Pulsar supports number of data sinks for routing processed messages for leading products such as Pulsar topics itself, Cassandra, Kafka, AWS Kinesis, Elastic search, Redis, Mongo DB, Influx DB and many more.
Also there is ability to persist processed messages stream to disk files.

Pulsar enables querying past messages with a SQL style way with Pulsar SQL, which is very efficiently query Bookkeeper data efficiently with the use of Presto engine. Presto is a high performance, distributed SQL query engine for big data solutions that allows query data from multiple data sources within a single query. Below is a sample Pulsar SQL query,

show tables in pulsar."public/default"

Another very important feature is built in robust geo-location replication mechanism that synchronizes messages instantly across different clusters in different regions to maintain the message integrity. When messages are produced on a Pulsar topic, they are first persisted in the local cluster, and then forwarded asynchronously to the remote clusters. Geo-replication must be enabled on a per-tenant basis in Pulsar. Geo-replication can be enabled between clusters only when a tenant has been created that allows access to both clusters.

For messaging channel security TLS based and JWT token based authorization mechanisms are supported natively.
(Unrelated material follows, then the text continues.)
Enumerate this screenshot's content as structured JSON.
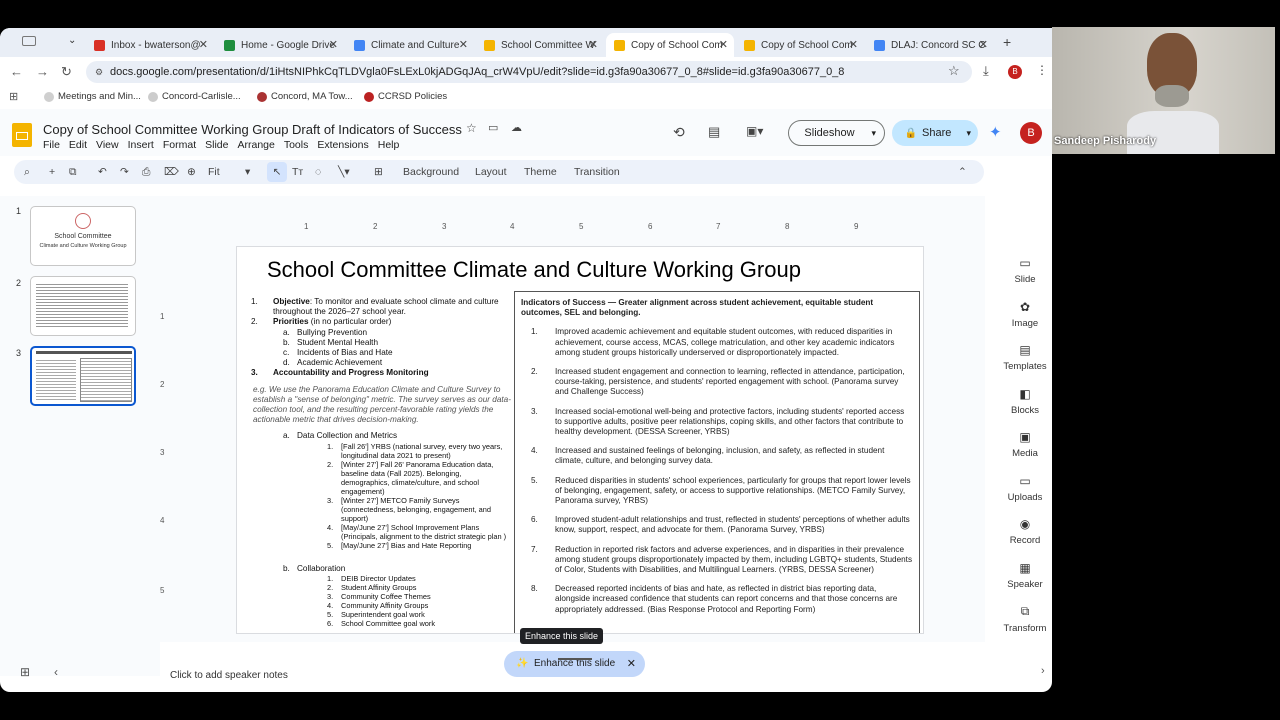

So you can specify who can publish or consume messages from which topics. Also for additional security Pulsar Encryption allows applications to encrypt all messages at the producer and decrypt at the consumer passing encrypted messages through Pulsar. Encryption is performed using the public/private key pair configured by the application. Encrypted messages can only be decrypted by consumers with a valid key. But remember this comes with a performance hit since every message needs to be encrypted and decrypted for processing.

Anyone who is using Kafka wants to migrate to Pulsar has a big relief because Pulsar natively support to work directly with Kafka data through a connector OR you have the option to import existing Kafka application data to Pulsar very easily.

It is also need to note that both Kafka and Pulsar both have enterprise support providers and they are Confluent and Streamlio respectively which provides production support and consultations if you prefer.

Summary

So this is not to say Kafka is bad and the only option is Pulsar when it comes to a large scale messaging platform, but what is says is that some of the pain points that exists in Kafka is already handled by Pulsar for us, which is a great thing for any engineer or architect. Other most important point is due to the architectural aspects Pulsar is much much faster in large messaging solutions, as Yahoo and Twitter (and many others) already using the production environments message loads which is a proof that its stable and production ready for any business. But there is a little learning curve to move in and to mindset shift from Kafka (because we all were very proud to say that we are Kafka guys) to move to Pulsar based solutions, but there is a definite ROI for that !